Chimichanga Inc. bought a new food processing machine for $5,000 on January 1 st 2018, with a useful life of 5 years, and a residual value of $1,000. This information is not yet accounted for in the Trial Balance above.

Chapter 8 Review

  1. Receivables include all money claims against other entities. Receivables are normally classified as accounts receivable, notes receivable, or other receivables.
  2. The operating expense recorded from uncollectible receivables is called bad debt expense. The two methods of accounting for uncollectible receivables are the direct write-off method and the allowance method.
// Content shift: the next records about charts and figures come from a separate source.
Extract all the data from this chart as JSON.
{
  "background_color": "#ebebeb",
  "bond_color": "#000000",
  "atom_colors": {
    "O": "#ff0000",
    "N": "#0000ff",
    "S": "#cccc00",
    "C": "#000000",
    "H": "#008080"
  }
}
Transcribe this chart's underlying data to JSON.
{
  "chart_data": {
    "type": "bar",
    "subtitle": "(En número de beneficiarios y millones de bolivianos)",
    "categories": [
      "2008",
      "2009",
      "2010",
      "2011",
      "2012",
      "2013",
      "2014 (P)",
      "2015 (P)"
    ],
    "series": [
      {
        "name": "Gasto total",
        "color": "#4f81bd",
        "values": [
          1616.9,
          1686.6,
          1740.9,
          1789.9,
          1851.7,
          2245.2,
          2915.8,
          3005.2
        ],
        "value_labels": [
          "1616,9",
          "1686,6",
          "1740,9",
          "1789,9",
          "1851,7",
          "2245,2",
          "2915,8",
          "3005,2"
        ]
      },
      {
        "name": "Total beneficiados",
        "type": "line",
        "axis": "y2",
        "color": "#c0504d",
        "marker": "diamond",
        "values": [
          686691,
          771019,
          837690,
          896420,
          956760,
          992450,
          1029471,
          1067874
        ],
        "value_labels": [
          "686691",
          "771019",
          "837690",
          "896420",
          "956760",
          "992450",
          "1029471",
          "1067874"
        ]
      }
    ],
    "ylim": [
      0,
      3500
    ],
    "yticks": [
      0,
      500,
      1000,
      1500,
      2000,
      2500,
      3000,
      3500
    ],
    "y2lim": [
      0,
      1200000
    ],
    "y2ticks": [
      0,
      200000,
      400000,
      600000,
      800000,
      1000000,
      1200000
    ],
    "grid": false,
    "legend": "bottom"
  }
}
  3. Under the direct write-off method, the entry to write off an account debits Bad Debt Expense and credits Accounts Receivable. Neither an allowance account nor an adjusting entry is needed at the end of the period.
  4. Under the allowance method, an adjusting entry is made for uncollectible accounts. When an account is determined to be uncollectible, it is written off against the allowance account. The allowance account is a contra asset account that normally has a credit balance after the adjusting entry has been posted. The estimate of uncollectibles may be based on a percent of sales or an analysis of receivables. Exhibit 3 compares and contrasts these two methods.
  5. Exhibit 4 illustrates the differences between the direct write-off and allowance methods of accounting for uncollectible accounts.
  6. A note received to settle an account receivable is journalized as a debit to Notes Receivable and a credit to Accounts Receivable. When a note is paid at maturity, Cash is debited, Notes Receivable is credited, and Interest Revenue is credited. If the maker of a note fails to pay, the dishonored note is journalized by debiting an account receivable for the amount due from the maker of the note.
  7. All receivables that are expected to be realized in cash within a year are reported in the current assets section of the balance sheet. In addition to the allowance for doubtful accounts, additional receivable disclosures include the market (fair) value and unusual credit risks.